The Lincoln and Helena ranger districts on the Helena National Forest are considering changing their methods for assessing elk hiding cover after losing logging lawsuits that alleged the federal agency wasn’t in compliance with its own standards.
While those lawsuits did have an impact on the Forest Service discussion, evolving conditions on the ground — wildfires, the mountain pine beetle epidemic, private land ownership and road densities — also contributed to the need for changes in measuring just how secure elk are on the landscape, especially during hunting season, according to Lincoln District Ranger Amber Kamps.
“Does this reduce elk hiding cover? It certainly does not,” Kamps said. “This is just a way to measure it to determine how much (hiding cover) you have, how it would be impacted by our actions, and how to analyze those.”
Pat Shanley, a Lincoln Ranger District wildlife biologist, noted that other forests — the Gallatin, Beaverhead/Deerlodge and Custer — also are looking at changing the definition of elk security within their forest plans.
The federal Forest Service, which manages the habitat, is working closely with state wildlife biologists, who manage the elk, to come up with a standard acceptable to all based on the best possible science.
“The court rulings pushed us into a corner with elk herd units, which is the whole area where an elk may be in the course of a year, including on private land. Incorporating the private land put us over the edge,” Shanley said. “Our standard was being interpreted in a manner it was never intended.”
He noted that the strict, legal interpretation meant that not only were they not in compliance with elk hiding cover standards on the litigated logging proposals, they probably weren’t in compliance in other areas too.
Mike Garrity, executive director of the Alliance for the Wild Rockies, has successfully sued the Helena and other national forests to stop logging projects based on their not meeting the elk hiding cover standard.
Even without knowing what the proposed standard will be, he’s skeptical as to whether it will create better elk habitat and hiding cover.
“I think it’s something the hunting community deserves to know about,” Garrity said. “Why can’t they just follow their standard? This seems to be typical of the Forest Service — they can’t follow their rule so they decide to change it.
“I think they just want to do more clear cutting in elk habitat.”
Helena Forest officials started talking more than a year ago with the other eastern forests in Montana where elk are prevalent, as well as with FWP, to look at the basic hiding cover need — whether the landscape can conceal 90 percent of an elk from a hunter or other predator that’s 200 feet away.
They currently decide whether that standard is being met in two ways, noted Denise Pengeroth, a wildlife biologist with the Helena forest. They can use satellite imagery for aerial views, and determine if the canopy cover hits the 50 percent or more standard.
The other way is for two people to take a “cover board” or fake elk cutout into the field and literally set it up to check whether 90 percent is hidden from 200 feet away.

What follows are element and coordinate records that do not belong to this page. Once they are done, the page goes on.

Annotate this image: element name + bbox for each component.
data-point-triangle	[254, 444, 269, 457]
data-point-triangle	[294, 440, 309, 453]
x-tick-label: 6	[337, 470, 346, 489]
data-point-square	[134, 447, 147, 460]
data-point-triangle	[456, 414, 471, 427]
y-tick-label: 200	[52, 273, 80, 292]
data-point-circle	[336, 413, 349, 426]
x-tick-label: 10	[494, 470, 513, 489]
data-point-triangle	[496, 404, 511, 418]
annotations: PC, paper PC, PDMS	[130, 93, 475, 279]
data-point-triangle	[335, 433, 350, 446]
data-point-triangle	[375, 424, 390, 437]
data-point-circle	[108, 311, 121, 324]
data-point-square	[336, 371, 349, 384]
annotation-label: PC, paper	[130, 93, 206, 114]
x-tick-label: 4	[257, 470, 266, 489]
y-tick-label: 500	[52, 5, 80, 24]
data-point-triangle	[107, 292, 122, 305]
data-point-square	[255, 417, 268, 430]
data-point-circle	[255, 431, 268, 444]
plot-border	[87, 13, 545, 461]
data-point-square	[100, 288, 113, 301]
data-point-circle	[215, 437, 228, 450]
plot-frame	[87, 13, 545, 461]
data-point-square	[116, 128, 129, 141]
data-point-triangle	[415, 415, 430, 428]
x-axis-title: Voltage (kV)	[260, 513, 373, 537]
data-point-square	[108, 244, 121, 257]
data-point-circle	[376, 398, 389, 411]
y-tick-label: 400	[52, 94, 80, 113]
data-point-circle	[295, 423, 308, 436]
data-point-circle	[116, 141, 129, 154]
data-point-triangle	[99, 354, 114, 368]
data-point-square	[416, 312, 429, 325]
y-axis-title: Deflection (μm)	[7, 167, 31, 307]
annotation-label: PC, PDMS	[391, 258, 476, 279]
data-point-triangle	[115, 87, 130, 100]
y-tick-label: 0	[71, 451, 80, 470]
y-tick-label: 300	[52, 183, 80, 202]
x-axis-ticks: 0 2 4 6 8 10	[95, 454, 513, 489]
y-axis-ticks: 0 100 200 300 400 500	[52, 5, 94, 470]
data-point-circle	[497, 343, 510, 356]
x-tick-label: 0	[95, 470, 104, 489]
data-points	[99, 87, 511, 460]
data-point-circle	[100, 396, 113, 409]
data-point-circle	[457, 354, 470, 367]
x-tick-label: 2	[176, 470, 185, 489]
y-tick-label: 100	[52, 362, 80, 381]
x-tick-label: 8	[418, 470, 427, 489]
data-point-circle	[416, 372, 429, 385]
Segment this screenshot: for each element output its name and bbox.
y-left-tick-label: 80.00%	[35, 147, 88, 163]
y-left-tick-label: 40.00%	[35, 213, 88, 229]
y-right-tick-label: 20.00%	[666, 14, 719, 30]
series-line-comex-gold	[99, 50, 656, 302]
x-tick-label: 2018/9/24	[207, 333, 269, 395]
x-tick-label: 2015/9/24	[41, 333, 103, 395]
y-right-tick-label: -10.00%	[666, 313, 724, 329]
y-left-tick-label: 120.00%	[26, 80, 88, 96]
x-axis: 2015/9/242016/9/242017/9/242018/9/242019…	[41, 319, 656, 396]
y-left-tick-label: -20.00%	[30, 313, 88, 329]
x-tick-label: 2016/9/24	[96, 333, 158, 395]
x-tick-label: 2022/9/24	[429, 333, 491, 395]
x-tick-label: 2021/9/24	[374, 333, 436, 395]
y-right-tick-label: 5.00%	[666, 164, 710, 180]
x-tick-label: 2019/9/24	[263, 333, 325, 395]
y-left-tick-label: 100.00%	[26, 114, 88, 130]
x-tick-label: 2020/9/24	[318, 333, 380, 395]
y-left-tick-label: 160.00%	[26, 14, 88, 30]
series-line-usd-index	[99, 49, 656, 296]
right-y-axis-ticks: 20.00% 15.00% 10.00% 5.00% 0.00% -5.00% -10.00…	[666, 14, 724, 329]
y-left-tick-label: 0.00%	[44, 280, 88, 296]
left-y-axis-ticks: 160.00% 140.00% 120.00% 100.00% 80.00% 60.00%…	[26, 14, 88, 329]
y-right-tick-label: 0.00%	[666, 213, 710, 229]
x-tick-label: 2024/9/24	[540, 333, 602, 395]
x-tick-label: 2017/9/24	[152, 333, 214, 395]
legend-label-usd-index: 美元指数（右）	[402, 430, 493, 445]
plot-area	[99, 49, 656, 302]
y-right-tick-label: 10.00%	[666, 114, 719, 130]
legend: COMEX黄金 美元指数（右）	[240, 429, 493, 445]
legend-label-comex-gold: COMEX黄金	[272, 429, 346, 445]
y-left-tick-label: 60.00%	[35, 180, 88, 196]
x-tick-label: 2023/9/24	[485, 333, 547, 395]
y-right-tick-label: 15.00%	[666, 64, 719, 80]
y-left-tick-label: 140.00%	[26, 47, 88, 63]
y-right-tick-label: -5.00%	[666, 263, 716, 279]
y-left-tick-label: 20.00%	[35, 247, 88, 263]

“The standards now are a reflection of what was at play in the ’70s and ’80s; the concepts are still new but we want to use information that’s more up to date,” Pengeroth said. “This method that we are trying to move toward is a method that predates the mountain pine beetle outbreak but is still a tool we can use.”
Both she and Lori Wood, the Helena district ranger, declined to explain what the new method will be in their ranger district since they haven’t ironed out all the details. They expect, however, that a draft Environmental Impact Statement (EIS) and draft amendment to the forest plan should be ready for public perusal by the end of the year.
Shanley said that in the Lincoln Ranger District they’re looking not just at hiding cover or canopy cover, but security cover to find ways that better benefit elk.
“It’s along the same concept, but we’re looking at habitat of a sufficient size, away from open roads where elk can have that security. Then we need to look at what if the quality of the forage and the cover-age,” Shanley said. “It’s methodology that’s been around for quite some time that other forests have used. We are trying to make the case that what is in the forest plan is not current enough to be a decent means to analyze what’s good for elk.”
He notes that many hunters stick relatively close to roads. So they’re considering a standard that secure habitat typically involves areas larger than 250 acres that are more than half a mile away from a road.
“The level we are trying to achieve is 30 percent of a herd unit will have this,” Shanley said. “So it’s not hiding cover and road ratios that we had in the past; it’s how much habitat of large blocks is removed from roads, providing suitable habitat.”
Currently, the Lincoln Ranger District is putting together the first Blackfoot Travel Plan update since 1986, and the proposal includes numerous changes to roads in the area including closing or seasonal restrictions on about 165 miles of roads.
Kamps said that could help enhance elk habitat, so as part of the travel planning process they’ll also consider inserting a programmatic plan amendment to the Helena National Forest to cover the elk hiding cover standard for the herds in most of the Lincoln Ranger District.
She expects a draft EIS on the travel plan and the elk coverage will be ready for public review and comments in January 2013.
“These are conversations that are taking place across these national forests and with FWP biologists and no decisions have been made,” Kamps added.
Quentin Kujala, the FWP wildlife management section coordinator for FWP said the state sees this as an opportunity to get together, look at changes on the landscape and move forward together.
“It’s good for us to get together and compare notes,” he said.